I bought this movie on VHS "at the dawn on the home video age" and, curiously, never got around to watching it until I watched the 2005 National Film Museum version on TCM this afternoon. To compare, I hauled out my bought copy, Video Arts International's VAI-15, which is also the 126-minute U.S. version released theatrically in 1962. (Neither this title nor any title in this format is any longer in VAI's catalog.) The following comments refer to the version seen today on TV.
All in all, I found the performances, the choreography, the staging, and the technical elements surrounding them quite intriguing and enjoyable. Two of the technical elements, in particular, bear mentioning.
The color photography is luscious, but not what one typically thinks of when the movie is shot in Technicolor. Although the colors themselves are brilliant and distinct, there are no shades of gray in evidence. Grays come out black, detracting from some of the more darkly-lit pieces, and making the overall appearance one of high contrast. Additionally, some of the skin tones tend more toward "white" than toward "flesh-colored," aggravated no doubt by the contrast between dark and light.

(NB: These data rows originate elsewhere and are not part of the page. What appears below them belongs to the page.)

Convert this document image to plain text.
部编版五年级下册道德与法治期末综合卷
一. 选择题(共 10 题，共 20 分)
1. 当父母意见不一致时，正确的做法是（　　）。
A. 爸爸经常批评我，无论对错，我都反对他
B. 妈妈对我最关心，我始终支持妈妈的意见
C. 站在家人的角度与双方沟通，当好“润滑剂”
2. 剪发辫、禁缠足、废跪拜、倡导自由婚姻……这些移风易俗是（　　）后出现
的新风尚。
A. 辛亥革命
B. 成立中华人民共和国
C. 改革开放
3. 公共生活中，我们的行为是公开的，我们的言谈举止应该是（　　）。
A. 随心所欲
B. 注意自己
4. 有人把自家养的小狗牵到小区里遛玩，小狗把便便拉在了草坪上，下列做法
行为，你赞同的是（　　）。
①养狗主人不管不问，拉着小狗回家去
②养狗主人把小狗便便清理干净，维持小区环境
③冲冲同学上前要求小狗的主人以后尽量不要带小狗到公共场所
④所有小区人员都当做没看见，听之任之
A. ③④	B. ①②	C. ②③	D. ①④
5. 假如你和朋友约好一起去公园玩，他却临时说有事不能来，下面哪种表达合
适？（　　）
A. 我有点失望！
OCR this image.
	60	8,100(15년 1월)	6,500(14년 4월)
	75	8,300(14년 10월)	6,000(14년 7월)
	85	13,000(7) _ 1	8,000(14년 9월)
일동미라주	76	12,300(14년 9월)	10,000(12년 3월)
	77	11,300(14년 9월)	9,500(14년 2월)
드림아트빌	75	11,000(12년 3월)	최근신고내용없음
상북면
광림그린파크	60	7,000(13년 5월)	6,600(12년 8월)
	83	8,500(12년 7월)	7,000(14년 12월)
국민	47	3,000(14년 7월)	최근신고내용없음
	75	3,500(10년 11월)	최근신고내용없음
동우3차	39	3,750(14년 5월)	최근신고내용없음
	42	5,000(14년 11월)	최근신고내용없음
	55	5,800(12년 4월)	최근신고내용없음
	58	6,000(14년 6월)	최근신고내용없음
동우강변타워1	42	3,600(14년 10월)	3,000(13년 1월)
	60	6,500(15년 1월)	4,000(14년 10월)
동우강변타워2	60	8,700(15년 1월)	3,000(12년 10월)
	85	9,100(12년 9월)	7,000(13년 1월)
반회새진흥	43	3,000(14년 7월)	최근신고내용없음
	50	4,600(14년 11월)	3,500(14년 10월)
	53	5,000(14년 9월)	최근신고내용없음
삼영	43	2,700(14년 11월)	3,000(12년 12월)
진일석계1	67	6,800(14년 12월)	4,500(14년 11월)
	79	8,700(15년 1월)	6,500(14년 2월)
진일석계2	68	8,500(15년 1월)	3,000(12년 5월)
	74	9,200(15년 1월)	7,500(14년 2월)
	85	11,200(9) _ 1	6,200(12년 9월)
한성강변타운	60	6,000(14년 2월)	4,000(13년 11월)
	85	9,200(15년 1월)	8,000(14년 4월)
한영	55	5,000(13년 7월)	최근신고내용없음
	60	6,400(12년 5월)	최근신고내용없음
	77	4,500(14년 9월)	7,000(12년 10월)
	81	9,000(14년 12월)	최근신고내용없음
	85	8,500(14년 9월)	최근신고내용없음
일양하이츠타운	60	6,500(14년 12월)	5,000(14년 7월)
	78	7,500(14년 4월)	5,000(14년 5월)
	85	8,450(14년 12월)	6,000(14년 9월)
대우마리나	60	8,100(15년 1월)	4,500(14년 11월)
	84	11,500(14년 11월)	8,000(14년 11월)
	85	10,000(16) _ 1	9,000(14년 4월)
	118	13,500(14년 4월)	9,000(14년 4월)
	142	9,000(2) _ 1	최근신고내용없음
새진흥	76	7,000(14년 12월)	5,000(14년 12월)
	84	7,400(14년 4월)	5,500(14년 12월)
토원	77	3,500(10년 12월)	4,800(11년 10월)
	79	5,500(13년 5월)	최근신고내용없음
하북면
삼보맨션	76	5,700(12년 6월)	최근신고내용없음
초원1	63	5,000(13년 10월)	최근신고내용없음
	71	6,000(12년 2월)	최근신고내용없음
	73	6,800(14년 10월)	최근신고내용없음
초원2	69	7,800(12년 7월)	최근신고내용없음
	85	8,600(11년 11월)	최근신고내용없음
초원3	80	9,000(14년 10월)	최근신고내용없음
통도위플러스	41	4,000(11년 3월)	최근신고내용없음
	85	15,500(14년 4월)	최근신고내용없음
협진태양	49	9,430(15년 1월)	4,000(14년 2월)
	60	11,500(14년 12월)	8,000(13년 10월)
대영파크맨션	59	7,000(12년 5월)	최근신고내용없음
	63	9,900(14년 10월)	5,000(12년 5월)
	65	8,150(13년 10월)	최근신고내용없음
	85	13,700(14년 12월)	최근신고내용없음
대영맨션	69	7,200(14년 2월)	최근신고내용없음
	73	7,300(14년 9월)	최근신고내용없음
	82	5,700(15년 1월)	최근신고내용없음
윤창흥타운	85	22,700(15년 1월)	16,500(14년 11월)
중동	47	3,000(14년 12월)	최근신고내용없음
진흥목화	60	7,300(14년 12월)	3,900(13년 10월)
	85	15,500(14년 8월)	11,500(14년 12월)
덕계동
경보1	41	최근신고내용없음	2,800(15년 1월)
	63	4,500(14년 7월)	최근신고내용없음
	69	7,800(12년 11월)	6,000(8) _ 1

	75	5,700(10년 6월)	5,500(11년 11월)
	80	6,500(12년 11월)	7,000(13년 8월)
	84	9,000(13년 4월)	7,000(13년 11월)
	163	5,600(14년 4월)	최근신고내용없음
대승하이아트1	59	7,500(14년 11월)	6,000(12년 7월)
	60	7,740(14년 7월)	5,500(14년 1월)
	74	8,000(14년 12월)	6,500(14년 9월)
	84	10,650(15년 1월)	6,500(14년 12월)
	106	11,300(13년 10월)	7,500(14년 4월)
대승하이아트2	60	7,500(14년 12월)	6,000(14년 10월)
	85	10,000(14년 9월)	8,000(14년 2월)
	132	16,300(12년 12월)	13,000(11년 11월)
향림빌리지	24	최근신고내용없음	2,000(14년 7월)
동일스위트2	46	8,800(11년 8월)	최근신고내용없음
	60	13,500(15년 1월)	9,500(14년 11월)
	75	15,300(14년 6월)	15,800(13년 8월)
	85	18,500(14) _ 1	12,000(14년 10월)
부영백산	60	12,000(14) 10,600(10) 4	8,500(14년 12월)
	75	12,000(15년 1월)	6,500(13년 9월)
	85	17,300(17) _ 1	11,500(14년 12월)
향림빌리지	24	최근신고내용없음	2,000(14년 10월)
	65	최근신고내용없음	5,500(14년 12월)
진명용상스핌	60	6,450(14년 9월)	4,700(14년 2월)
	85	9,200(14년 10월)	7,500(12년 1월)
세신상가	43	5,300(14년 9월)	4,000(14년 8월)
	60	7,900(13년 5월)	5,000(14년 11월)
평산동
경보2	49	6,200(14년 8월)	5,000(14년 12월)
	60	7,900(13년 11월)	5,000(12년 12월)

Secondly, a feature that I consider a giant plus is that this movie of set ballet pieces was filmed before the arrival of the short attention span of the MTV Generation, when popular music videos corrupted the video style of even live performances, including many found on PBS. Here, although different camera angles are employed to good effect, they don't switch every five seconds making the viewer dizzy and disoriented. In short, one can actually watch and enjoy this performance instead of having one's concentration constantly distracted by helter-skelter random shots of the action.
In summary, this film of four ballets provides a fascinating "Roland Petit retrospective" nearly a half-century later.